Now when I say train wreck I don’t mean it in a bad way, but in that, this is hard to watch because I remember these moments in life pretty clearly. When we meet Kayla (Elsie Fisher) she is preparing for her last week of 8th grade as she tries and find herself along the way. Kayla wants to be more then she is, but she is quiet and reserved in school, but meanwhile at home she post YouTube videos to help others navigate through their adolescent life. Everything is just how you remember it was back then. For most of us it’s easy, since we have been through this storm, but watching Kayla go through it makes you squirm in your seat at what you are seeing. We get to see her go through it all, including going to a party that the girl’s mother invited her to, as well as trying to get the attention of boys by trying to be who they want. All while this is happening, her father Mark (Josh Hamilton) tries to be the dad he always has, but with Kayla’s changes all she rather do is spend time on her phone than talk to her dad. As Kayla rushes up and down the roller-coaster of life, she prepares to take the next step and we are all along for the ride.

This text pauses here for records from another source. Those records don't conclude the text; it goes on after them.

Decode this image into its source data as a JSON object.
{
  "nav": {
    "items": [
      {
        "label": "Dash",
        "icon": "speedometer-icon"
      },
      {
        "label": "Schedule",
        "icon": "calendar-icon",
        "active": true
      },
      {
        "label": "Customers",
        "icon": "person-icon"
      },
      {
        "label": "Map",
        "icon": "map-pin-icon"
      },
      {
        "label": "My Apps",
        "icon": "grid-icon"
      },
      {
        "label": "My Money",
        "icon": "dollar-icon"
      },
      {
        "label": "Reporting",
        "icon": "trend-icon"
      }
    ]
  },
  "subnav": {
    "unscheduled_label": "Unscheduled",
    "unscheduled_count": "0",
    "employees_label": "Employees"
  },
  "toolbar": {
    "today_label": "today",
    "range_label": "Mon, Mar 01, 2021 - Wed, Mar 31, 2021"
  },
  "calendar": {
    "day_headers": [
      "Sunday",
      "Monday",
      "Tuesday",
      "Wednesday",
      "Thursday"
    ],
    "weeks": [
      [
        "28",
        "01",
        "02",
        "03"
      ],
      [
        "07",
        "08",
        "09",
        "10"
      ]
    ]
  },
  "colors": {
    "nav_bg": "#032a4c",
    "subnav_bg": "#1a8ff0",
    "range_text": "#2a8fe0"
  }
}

After watching Kayla go through the motions, I felt awkward as she made the decisions she made and wanted to send a note, not to tell my younger self what to do, but to help her along the way. Of course she wouldn’t listen to me since I am an adult, but Burnham’s film feels so real you recall what it was like being a kid at that age. Having a daughter who already went through this made it easier for me, but when I think of people who have daughters going through this now or will soon, I wanted to give them a hug. Burnham nailed this age perfect and uses music cues as well as silence to up the ante on the situations. That though is not the only thing that works as Fisher is marvelous as Kayla and brings to this character something I don’t know if anyone else could have. Add to that, the relationship between her and Hamilton who plays her father, this just hits too close to home if you have ever been or know anyone in eighth grade. I would tell you to take your preteen or teenager to this movie, but let’s face it they are not going to want to see it with you. So instead see it in a theater with a good friend, a good glass of wine, and prepare for the memories and fear of that time to come rushing back.